Pokusa czy błogosławieństwo?

Małgorzata Bilska

Od kiedy Jerzyk ograł trzecią rakietę świata, mistrza olimpijskiego Andy’ego Murraya, media widzą w nim idola na miarę Adasia lub Isi. Pytają, czy jest gotowy na "Jerzykomanię". Jeden z dziennikarzy nazwał go (sic!) Radwańską... w spodniach. Polacy są pod wrażeniem sukcesów Janowicza w turnieju ATP w Paryżu. Podziwiają jego rodziców, którzy dali mu siłę i wsparcie. Kiedy nie mógł znaleźć sponsora, bez wahania sprzedali sieć sklepów. Swoje cele podporządkowali karierze chłopca. Chwała im za to. Czy jednak byliby w stanie wychować mistrza, gdyby miał kilkoro rodzeństwa?

Dla Anny i Jerzego Janowiczów jestem pełna uznania. Gorąco, radośnie i cierpliwie kibicuję ich latorośli. Są niezwykli. Rzadko się zdarza, by rodzice z taką wiarą, odwagą i ofiarnością inwestowali energię, czas, wysiłek organizacyjny i dodatkową, bezpłatną pracę w rozwój talentu dziecka. Muszą wozić je na treningi (i z powrotem), mecze i zawody, dopingować, wspierać, czasem znaleźć trenera lub klub. Pilnować, by łączyło pasję z nauką i dobrze się rozwijało. Dbać o zdrowe odżywianie. Umiejętnie kształtować charakter, by radziło sobie zarówno z byciem na szczycie, jak i sportowymi porażkami. Zdobyć na wszystko pieniądze, co w przypadku niektórych dyscyplin jest wyczynem wprost gigantycznym. Tenis ziemny należy do najdroższych, o czym wiedzą m. in. rodzice i dziadek sióstr Radwańskich. Sprzedaż obrazów Kossaka, o których pisały media, to tylko jedno z długiej listy wyrzeczeń.

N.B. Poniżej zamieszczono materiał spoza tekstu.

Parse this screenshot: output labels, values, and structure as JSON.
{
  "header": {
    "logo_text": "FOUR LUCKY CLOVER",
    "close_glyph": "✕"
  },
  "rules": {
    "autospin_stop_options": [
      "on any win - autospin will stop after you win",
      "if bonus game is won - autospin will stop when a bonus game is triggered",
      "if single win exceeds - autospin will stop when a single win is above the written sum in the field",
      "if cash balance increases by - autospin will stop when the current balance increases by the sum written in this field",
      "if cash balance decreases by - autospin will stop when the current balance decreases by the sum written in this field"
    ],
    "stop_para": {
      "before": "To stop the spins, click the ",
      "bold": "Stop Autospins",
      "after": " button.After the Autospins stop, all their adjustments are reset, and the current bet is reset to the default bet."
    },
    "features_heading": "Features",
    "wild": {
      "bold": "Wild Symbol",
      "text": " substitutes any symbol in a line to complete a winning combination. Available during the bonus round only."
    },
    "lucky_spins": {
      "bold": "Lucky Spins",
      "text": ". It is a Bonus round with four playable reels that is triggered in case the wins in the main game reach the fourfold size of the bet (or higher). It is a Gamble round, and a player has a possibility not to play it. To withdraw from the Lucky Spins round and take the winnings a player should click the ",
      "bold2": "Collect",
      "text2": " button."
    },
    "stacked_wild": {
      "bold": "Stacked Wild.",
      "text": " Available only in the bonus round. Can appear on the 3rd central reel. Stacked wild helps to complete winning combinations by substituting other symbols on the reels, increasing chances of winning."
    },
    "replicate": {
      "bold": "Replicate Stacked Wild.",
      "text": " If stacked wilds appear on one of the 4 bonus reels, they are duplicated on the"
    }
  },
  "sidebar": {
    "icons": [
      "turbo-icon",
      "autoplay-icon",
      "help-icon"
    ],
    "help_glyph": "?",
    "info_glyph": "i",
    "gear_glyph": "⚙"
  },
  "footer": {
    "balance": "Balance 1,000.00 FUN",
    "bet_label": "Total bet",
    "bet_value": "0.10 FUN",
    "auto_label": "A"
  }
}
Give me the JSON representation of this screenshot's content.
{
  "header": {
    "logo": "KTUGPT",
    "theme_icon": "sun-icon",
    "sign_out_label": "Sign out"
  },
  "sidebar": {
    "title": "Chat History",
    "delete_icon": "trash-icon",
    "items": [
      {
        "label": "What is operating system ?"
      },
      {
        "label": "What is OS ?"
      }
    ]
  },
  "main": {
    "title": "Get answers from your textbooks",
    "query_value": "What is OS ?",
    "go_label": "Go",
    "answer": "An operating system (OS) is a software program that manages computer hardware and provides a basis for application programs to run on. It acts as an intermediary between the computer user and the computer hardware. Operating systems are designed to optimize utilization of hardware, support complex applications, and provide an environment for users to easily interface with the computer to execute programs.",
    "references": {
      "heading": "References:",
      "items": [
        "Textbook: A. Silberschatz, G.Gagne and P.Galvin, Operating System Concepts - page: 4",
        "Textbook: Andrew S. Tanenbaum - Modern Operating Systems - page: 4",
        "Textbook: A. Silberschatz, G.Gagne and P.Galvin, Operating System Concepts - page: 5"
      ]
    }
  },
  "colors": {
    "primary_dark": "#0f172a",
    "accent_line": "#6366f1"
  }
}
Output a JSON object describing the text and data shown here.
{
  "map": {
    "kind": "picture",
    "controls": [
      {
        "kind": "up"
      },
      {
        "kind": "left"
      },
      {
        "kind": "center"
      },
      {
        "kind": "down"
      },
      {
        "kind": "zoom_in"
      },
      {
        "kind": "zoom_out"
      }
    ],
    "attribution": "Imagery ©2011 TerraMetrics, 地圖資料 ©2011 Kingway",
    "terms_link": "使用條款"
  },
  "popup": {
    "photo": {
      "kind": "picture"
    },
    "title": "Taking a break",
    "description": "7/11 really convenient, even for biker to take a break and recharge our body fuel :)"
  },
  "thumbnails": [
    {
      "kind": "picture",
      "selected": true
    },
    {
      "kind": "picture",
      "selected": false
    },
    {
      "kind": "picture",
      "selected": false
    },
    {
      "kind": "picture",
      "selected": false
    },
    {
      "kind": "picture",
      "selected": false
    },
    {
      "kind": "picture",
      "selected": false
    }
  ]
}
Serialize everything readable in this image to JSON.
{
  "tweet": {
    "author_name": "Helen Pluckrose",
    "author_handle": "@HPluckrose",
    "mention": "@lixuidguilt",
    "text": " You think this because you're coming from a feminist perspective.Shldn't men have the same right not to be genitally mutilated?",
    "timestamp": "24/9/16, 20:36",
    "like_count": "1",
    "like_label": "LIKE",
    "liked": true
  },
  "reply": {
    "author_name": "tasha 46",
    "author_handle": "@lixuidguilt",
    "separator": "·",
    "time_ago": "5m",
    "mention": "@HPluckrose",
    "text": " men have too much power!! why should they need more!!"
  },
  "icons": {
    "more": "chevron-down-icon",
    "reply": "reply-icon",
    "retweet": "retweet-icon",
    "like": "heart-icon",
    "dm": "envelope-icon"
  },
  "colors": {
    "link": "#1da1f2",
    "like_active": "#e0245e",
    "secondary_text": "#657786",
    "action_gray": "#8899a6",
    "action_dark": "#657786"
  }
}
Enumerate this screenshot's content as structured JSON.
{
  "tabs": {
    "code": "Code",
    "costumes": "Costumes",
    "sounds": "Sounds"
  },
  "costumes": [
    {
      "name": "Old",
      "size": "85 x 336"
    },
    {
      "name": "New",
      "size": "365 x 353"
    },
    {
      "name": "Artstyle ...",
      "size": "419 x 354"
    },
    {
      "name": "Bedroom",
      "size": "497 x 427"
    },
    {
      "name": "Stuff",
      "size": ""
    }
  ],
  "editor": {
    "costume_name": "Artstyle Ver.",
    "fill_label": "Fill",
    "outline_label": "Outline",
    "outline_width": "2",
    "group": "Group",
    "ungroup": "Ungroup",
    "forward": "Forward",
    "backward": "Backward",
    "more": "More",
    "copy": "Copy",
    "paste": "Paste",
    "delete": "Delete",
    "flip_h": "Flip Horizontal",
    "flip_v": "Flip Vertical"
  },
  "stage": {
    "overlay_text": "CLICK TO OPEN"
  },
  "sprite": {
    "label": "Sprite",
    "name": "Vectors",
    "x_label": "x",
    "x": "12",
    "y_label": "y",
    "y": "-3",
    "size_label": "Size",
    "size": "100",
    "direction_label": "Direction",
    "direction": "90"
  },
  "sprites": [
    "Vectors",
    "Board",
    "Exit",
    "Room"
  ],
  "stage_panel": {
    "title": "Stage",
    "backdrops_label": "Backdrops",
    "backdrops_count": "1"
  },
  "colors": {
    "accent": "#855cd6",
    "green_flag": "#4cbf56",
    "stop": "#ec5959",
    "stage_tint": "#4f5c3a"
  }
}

Znam chłopca, który w wieku 8 lat przejawiał zdolności do futbolu. Mieszkał i trenował w osiemdziesięciotysięcznej miejscowości, gdzie był IV - ligowy klub. Był bramkarzem w swojej kategorii wiekowej. Wypatrzyli go łowcy talentów z pobliskiego dużego miasta. Zaproponowali miejsce w klubie z Extraklasy, gdzie miałby możliwości rozwoju. Rodzice.... odmówili. Czy warto wozić takie dziecko na treningi kilka razy w tygodniu, aż godzinę drogi stąd? Sport to nie zawód! Zaniedba naukę. Złapie kontuzję, praca pójdzie na marne. Znajdą kogoś lepszego, nie da sobie rady. Albo mu się znudzi itd. Dorośli wykazali się tzw. zdrowym rozsądkiem. Skończyły się marzenia o byciu dobrym piłkarzem, na miarę swoich możliwości.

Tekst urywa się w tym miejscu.